Am Südufer des Chiemsees herrschen andere wirtschaftliche Gesetze. Hier in Übersee kommen die Anteilseigner zur Hauptversammlung einer Aktiengesellschaft zusammen, deren Hauptzweck nicht das Streben nach immer höheren Renditen ist, sondern „boarischer Wirtshauskultur“. Entscheidet bei einem Unternehmen wie Siemens die Höhe des Gewinns über Wohl und Wehe des Vorstands-Chefs, sind es bei der D‘Feldwies Wirtshaus AG bodenständigere Werte wie Gemütlichkeit, Geselligkeit und die Qualität der Kruste des Schweinsbratens.
Freibier für die Josefs
Sind Siemens-Shareholder auf Zauber-Formeln wie Ebit und Cash Flow fixiert, steht bei der Chiemgauer Gesellschaft die Frage im Vordergrund, ob das Bier des Hofbräuhauses Traunstein aus dem Holzfass besonders verträglich sei.

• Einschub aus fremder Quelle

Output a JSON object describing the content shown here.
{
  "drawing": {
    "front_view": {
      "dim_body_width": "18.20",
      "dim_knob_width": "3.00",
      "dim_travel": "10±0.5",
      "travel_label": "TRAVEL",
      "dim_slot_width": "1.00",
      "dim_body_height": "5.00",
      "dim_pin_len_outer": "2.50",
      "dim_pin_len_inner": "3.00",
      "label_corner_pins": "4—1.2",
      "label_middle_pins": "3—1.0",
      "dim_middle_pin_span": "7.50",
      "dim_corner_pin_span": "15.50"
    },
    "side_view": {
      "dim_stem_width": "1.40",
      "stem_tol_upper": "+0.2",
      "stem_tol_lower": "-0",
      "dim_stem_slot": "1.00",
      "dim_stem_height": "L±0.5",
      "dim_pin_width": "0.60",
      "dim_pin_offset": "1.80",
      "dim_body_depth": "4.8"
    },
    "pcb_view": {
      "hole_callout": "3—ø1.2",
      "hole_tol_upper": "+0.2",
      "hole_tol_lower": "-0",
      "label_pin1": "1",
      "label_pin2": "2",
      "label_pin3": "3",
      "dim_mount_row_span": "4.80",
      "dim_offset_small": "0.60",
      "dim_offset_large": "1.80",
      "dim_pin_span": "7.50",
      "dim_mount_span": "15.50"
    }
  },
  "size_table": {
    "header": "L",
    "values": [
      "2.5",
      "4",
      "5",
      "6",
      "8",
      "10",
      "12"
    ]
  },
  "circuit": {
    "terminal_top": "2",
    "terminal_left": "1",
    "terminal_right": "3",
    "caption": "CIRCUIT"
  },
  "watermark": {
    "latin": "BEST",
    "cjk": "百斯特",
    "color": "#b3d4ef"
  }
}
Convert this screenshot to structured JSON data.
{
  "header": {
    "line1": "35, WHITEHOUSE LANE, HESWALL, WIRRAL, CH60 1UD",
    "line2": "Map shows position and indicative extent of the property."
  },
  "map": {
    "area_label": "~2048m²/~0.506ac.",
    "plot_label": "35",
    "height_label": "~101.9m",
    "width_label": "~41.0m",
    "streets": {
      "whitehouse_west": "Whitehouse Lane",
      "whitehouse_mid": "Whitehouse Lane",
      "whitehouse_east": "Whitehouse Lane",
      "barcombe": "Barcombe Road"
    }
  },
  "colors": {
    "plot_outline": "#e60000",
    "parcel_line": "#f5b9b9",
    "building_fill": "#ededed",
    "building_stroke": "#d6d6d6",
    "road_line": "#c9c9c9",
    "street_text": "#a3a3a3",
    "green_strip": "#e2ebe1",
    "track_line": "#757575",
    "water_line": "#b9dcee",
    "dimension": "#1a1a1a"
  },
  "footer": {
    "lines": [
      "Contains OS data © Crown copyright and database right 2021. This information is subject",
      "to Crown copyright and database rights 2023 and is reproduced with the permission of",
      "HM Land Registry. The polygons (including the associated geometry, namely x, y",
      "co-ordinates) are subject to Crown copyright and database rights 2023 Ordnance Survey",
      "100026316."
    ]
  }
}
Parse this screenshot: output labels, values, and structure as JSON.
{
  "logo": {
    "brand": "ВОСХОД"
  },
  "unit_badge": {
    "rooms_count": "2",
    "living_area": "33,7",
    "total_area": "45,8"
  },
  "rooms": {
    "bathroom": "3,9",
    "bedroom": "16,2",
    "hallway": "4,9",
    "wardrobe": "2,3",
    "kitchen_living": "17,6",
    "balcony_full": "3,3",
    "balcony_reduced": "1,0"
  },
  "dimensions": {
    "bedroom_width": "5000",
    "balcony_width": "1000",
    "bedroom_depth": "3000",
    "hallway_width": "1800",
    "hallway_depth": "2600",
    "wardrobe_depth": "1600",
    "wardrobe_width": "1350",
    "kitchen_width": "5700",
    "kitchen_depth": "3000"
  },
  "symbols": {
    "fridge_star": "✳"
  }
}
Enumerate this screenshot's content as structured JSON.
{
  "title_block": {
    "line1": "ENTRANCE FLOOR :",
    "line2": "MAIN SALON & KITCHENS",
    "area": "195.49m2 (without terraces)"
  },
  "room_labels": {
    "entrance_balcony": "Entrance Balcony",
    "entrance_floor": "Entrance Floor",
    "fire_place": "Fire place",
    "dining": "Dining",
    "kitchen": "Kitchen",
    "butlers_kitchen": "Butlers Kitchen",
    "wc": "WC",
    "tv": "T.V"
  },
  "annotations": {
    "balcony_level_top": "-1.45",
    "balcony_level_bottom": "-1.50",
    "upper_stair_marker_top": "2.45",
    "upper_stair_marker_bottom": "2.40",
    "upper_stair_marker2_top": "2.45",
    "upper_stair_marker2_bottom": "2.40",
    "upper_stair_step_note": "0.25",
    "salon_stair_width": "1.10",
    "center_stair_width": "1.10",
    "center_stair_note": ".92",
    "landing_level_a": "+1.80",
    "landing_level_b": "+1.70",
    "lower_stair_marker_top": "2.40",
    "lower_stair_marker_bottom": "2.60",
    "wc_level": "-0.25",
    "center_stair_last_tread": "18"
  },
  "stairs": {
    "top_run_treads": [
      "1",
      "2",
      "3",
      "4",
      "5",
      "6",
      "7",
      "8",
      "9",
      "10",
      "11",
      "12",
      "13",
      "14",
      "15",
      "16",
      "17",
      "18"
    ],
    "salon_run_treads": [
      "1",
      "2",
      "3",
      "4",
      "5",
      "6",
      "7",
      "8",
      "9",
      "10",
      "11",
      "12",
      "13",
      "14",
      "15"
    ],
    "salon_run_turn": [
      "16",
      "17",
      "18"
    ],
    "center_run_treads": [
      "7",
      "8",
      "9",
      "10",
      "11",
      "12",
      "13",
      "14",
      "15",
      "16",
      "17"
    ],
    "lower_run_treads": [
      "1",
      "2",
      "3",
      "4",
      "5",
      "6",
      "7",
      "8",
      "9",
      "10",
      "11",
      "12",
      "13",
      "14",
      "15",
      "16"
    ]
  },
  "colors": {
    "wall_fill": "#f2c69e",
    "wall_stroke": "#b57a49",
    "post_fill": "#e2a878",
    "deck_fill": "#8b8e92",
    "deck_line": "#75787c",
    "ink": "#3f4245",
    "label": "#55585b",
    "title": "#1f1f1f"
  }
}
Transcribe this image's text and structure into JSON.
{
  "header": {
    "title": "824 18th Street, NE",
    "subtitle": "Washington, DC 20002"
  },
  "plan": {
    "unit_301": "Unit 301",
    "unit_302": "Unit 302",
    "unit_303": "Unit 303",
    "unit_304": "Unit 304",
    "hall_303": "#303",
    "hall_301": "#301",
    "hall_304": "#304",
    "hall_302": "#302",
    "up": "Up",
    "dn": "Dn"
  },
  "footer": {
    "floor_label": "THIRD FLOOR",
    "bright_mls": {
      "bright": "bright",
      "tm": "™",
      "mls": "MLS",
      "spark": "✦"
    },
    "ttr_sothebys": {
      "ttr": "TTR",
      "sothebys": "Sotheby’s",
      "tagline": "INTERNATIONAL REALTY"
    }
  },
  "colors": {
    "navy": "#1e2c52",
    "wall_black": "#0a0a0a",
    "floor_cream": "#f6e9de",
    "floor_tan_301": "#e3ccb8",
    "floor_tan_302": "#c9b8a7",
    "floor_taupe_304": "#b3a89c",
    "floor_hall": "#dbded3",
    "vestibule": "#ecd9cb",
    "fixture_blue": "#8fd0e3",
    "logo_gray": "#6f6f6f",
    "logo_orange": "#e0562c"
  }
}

Letztere These vertritt nachdrücklich der Vorstand der Wirtshaus AG. Wolfgang Gschwendner ist ein gestandenes Mannsbild: groß, breit, bärtig, sprachmächtig, imposant. Er ist der gastropolitische Kopf der speziellen Unternehmung. Am Tag der Hauptversammlung, die immer am 19. März, dem Tag des heiligen Josef, stattfindet, genießt der 66-Jährige seinen großen Auftritt.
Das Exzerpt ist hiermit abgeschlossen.